In the documentation or the rlog() function we can find that
rlog(K_ij) = log2(q_ij) = beta_i0 + beta_ij,
Which means the function would return the log2 transformed data after normalization by a size factor, estimating dispersion, shrinking dispersion and then the the beta parameters.
Following the description of the paper accompanying DESeq2 package, it seems like the model for q_ij is:
q_ij = exp(x^T * beta)
where x is the vector of covariates and beta the vector of coefficients in glm negative binomial model.
It seems like if we only have 1 factor covariate with 2 possible levels, then x is in {0,1} and we only have two possible values for beta_1j (depending on whether x_j = 1 or 0).
When I run rlog on the raw count data, the transformed counts are still different (even though similar) for each column even when belonging to the same class (with the same covariate).

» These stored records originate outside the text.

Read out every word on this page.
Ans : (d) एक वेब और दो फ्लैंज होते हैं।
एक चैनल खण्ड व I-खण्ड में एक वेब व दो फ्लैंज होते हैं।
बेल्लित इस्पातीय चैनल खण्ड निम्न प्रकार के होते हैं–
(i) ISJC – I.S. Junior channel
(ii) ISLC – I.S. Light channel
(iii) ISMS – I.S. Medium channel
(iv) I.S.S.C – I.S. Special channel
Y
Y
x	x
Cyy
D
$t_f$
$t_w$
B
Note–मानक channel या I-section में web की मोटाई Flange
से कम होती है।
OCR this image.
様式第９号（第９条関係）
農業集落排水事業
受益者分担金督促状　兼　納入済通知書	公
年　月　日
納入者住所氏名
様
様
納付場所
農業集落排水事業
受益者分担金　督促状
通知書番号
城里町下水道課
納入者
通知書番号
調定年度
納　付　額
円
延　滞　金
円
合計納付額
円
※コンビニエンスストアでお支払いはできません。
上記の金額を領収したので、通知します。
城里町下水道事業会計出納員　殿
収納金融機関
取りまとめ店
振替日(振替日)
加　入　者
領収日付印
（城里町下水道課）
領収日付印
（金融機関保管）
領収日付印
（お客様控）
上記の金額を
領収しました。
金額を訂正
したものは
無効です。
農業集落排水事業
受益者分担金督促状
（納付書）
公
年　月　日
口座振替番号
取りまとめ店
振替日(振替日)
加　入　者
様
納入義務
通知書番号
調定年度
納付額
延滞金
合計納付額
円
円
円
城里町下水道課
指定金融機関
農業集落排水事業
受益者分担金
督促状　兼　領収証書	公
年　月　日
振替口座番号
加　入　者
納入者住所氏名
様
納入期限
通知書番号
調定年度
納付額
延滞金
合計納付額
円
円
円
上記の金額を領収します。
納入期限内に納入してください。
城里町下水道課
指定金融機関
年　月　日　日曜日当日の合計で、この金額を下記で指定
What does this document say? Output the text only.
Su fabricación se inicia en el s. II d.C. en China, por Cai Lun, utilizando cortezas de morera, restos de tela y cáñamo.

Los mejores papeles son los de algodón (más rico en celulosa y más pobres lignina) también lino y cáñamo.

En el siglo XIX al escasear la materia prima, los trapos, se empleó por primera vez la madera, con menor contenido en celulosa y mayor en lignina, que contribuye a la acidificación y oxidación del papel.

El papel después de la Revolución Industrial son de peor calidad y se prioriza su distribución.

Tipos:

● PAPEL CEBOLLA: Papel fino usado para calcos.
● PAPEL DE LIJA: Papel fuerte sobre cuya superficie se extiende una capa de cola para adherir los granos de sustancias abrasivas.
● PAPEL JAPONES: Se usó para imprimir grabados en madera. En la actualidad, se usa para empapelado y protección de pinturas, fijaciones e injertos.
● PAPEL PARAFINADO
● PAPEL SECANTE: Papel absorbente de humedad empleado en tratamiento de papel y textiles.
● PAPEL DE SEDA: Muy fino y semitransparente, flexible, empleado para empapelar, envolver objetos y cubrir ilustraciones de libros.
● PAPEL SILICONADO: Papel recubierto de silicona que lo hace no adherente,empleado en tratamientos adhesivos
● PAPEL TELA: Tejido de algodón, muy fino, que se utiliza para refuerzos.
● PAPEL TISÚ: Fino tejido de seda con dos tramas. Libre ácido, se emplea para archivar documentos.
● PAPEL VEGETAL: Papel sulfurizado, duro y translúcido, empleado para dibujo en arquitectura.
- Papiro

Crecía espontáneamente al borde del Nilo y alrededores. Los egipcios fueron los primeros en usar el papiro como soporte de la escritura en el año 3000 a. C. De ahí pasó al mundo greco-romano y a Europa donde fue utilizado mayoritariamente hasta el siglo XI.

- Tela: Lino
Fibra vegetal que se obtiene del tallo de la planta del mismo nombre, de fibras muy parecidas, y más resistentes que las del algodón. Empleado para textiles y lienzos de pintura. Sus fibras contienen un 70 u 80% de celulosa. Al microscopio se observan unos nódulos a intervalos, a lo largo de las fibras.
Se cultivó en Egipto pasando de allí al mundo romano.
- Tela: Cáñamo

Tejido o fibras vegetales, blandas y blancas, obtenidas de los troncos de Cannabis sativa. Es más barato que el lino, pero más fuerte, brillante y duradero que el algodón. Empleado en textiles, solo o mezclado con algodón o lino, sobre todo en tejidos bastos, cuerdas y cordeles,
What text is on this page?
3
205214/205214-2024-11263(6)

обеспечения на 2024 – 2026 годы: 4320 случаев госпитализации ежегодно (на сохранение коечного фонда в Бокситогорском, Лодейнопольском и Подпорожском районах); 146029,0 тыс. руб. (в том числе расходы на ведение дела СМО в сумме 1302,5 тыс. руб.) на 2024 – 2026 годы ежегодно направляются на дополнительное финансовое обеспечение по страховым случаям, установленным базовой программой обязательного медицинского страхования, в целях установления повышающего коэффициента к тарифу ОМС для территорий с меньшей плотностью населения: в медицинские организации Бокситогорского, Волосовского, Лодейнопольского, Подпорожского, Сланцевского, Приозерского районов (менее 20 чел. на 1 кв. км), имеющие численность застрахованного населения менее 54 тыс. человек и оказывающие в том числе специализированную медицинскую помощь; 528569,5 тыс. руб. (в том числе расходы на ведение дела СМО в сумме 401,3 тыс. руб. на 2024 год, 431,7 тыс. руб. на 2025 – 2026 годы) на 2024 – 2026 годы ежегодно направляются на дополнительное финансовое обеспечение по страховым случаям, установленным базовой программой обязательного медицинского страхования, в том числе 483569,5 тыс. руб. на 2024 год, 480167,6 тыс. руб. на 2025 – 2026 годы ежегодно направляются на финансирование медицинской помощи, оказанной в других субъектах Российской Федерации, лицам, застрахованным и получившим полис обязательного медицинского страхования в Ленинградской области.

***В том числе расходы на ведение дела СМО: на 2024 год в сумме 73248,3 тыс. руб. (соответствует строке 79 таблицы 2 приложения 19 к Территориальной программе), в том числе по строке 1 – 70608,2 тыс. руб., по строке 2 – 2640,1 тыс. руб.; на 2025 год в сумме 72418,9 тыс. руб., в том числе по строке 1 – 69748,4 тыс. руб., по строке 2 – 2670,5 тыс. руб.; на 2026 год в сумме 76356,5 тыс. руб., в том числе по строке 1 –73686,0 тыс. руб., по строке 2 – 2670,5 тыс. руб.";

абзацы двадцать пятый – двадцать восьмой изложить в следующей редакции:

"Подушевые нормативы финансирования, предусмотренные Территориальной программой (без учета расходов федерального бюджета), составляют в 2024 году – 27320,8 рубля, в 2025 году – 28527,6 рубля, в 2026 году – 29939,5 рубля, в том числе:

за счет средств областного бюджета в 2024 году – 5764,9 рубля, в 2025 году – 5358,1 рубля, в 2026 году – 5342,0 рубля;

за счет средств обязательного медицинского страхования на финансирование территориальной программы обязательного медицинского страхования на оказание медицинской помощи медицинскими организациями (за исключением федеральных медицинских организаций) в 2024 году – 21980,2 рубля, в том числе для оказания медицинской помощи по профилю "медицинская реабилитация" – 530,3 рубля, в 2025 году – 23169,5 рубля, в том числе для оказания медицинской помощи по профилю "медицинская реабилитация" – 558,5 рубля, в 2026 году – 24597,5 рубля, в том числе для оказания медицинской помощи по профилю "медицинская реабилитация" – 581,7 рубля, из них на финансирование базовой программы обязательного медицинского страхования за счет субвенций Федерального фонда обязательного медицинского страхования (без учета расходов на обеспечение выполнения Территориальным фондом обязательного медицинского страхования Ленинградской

It would be great if one of the developers could answer this question. I would greatly appreciate it.
Best,
Lan
1) Yes.
2) We calculate one prior variance for the whole matrix: "The prior variance is found by matching the 97.5% quantile of a zero-centered normal distribution to the 95% quantile of the absolute values in the LFC matrix."
3-4) Yes, if blind=TRUE, otherwise we use the dispersion trend already calculated using the experimental design (see vignette discussion of blind=TRUE or FALSE)
5) Yes.
The idea is to shrink sample-to-sample differences when there is little information (low counts) and to preserve these differences when there is information (high counts).